How climate change influences wildfires
Though the scale of destruction is hard to fathom, climate scientists say we should not be surprised.
“It’s shocking to see the impacts, but not scientifically surprising,” Daniel Swain, a climate scientist at UCLA and the National Center for Atmospheric Research told CNN on Tuesday. “This is in line with essentially every prediction for what could happen this year and the trends we’re seeing over years and decades.”
Scientists have warned for years that fire seasons like this could come to pass, and that the more we humans heat up the planet, the more we are increasing the odds in favor of the hot, dry conditions conducive to fires.
So far, the planet has warmed by a global average of roughly 1.2 degrees Celsius since the 1880s, with human activity responsible for the bulk of that increase.
This warming is clear in long-term temperature graphs for the state of California, such as this one below from the nonprofit environmental monitoring organization Berkeley Earth, which shows that August temperatures in the state have climbed steadily over the last 150 years.
This past August was the warmest on record for the state of California, according to NOAA, and each of the past six years were at least 1 to 2 degrees Celsius (1.8 to 3.6 degrees Fahrenheit) warmer than the historical average.

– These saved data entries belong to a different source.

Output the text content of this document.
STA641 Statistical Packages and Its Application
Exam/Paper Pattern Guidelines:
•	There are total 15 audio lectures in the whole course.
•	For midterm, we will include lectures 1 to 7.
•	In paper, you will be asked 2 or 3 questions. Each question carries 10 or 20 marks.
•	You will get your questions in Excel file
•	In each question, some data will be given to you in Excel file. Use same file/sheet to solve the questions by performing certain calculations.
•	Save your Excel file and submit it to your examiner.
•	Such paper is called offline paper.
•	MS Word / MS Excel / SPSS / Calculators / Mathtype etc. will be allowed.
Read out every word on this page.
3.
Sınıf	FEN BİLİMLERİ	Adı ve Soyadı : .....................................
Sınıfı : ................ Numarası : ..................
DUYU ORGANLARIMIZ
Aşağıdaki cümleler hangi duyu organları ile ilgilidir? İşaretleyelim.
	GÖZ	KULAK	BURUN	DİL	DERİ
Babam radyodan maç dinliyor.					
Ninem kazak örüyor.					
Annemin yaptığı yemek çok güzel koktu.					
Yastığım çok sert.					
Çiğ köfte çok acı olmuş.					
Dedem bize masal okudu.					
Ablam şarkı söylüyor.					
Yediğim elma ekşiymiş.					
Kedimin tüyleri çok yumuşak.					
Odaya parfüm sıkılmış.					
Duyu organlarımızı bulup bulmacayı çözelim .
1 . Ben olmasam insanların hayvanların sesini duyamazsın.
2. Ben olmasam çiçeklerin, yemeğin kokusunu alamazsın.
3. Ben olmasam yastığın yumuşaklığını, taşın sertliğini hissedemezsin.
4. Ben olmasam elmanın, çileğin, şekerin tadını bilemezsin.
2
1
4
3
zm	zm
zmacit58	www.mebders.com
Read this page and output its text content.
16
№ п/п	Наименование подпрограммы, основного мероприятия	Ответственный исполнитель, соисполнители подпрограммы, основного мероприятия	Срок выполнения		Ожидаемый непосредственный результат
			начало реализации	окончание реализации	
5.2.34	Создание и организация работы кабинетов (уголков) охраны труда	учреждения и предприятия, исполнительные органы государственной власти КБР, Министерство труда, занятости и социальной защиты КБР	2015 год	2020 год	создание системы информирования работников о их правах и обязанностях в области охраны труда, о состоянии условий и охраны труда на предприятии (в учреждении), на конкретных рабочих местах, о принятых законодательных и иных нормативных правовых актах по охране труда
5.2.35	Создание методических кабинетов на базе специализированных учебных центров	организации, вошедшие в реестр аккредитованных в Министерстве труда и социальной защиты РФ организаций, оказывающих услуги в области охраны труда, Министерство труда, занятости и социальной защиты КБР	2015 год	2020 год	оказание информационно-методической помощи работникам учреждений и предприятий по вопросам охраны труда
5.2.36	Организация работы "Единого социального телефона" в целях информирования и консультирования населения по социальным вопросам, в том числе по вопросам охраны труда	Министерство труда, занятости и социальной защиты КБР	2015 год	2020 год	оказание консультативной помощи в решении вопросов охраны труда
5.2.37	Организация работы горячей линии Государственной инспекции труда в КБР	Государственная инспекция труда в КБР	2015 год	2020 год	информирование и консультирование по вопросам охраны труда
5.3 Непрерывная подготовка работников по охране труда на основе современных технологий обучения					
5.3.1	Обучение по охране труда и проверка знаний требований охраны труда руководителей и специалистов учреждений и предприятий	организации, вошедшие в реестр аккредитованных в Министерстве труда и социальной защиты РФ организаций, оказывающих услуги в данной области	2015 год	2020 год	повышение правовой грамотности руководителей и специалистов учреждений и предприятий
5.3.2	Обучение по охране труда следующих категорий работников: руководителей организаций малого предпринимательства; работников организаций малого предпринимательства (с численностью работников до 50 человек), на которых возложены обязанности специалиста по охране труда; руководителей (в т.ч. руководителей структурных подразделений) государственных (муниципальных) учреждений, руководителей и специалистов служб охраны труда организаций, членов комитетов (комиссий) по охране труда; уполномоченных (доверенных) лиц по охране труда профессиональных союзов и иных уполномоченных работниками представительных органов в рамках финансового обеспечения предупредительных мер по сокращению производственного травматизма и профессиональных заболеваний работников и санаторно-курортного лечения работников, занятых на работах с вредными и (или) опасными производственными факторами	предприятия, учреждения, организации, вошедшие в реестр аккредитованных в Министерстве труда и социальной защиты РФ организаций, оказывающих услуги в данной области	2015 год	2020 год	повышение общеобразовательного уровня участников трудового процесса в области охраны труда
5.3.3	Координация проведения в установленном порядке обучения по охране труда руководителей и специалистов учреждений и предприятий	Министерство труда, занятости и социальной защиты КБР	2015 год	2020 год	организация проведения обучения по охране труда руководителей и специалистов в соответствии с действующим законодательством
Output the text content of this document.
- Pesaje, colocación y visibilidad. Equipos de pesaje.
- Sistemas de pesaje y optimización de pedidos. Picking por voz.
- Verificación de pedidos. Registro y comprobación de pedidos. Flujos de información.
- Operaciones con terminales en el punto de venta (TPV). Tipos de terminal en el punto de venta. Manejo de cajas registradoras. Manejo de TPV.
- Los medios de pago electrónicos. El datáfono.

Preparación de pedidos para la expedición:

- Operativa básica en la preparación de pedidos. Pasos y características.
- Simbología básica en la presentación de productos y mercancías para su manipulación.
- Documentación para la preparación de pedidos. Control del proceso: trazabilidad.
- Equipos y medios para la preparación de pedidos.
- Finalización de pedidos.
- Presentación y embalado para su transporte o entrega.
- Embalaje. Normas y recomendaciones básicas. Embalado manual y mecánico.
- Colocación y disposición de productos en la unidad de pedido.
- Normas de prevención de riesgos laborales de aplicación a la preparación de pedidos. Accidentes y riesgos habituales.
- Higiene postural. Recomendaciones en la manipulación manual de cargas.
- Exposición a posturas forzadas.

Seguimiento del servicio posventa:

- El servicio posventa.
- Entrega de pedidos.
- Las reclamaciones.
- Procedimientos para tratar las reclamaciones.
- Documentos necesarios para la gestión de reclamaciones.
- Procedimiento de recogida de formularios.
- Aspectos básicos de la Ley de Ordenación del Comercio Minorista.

“That couple of degrees of [average] warming over decades … you don’t notice it as much, but it’s still there lurking in the background, sucking extra moisture out of the vegetation and the soil,” Swain said.
According to the National Climate Assessment, a major “state-of-science” review of climate change and its projected impacts on the US, additional warming of about 1.4 degrees Celsius (2.5 degrees Fahrenheit) can be expected over the next few decades regardless of future emissions.
By the second half of the century, the uncertainty range for the amount of warming grows tremendously, as so much will depend on potential cut backs in carbon emissions in the near future.
The future depends on ‘what we choose to do’
Lockdowns and shelter-in-place orders during the Covid-19 pandemic did result in the largest drop in greenhouse gas emissions in recorded human history.
But scientists expect the reductions will be temporary, and the policies that brought emissions down – i.e. forcing people to stay home – are not sustainable.
And despite the brief dip in heat-trapping gas emissions, atmospheric carbon dioxide concentrations are still the highest they’ve been in at least 800,000 years.
Scientists say the impacts of climate change are growing worse before our very eyes.
“If you’re in California, or on the Gulf Coast, or in Puerto Rico, Texas, the Carolinas, or Iowa, you’ve seen the devastating consequences of climate change already,” Mann said.
Still, he says there is time left to flatten the curve of global warming impacts, but the longer we wait, the steeper that curve gets.
“So much depends on what we choose to do,” Mann said. “If we keep planetary warming below 1.5 Celsius, which is still possible given concerted climate action, we can keep climate change impacts within our adaptive capacity. If we don’t, we will likely exceed it.”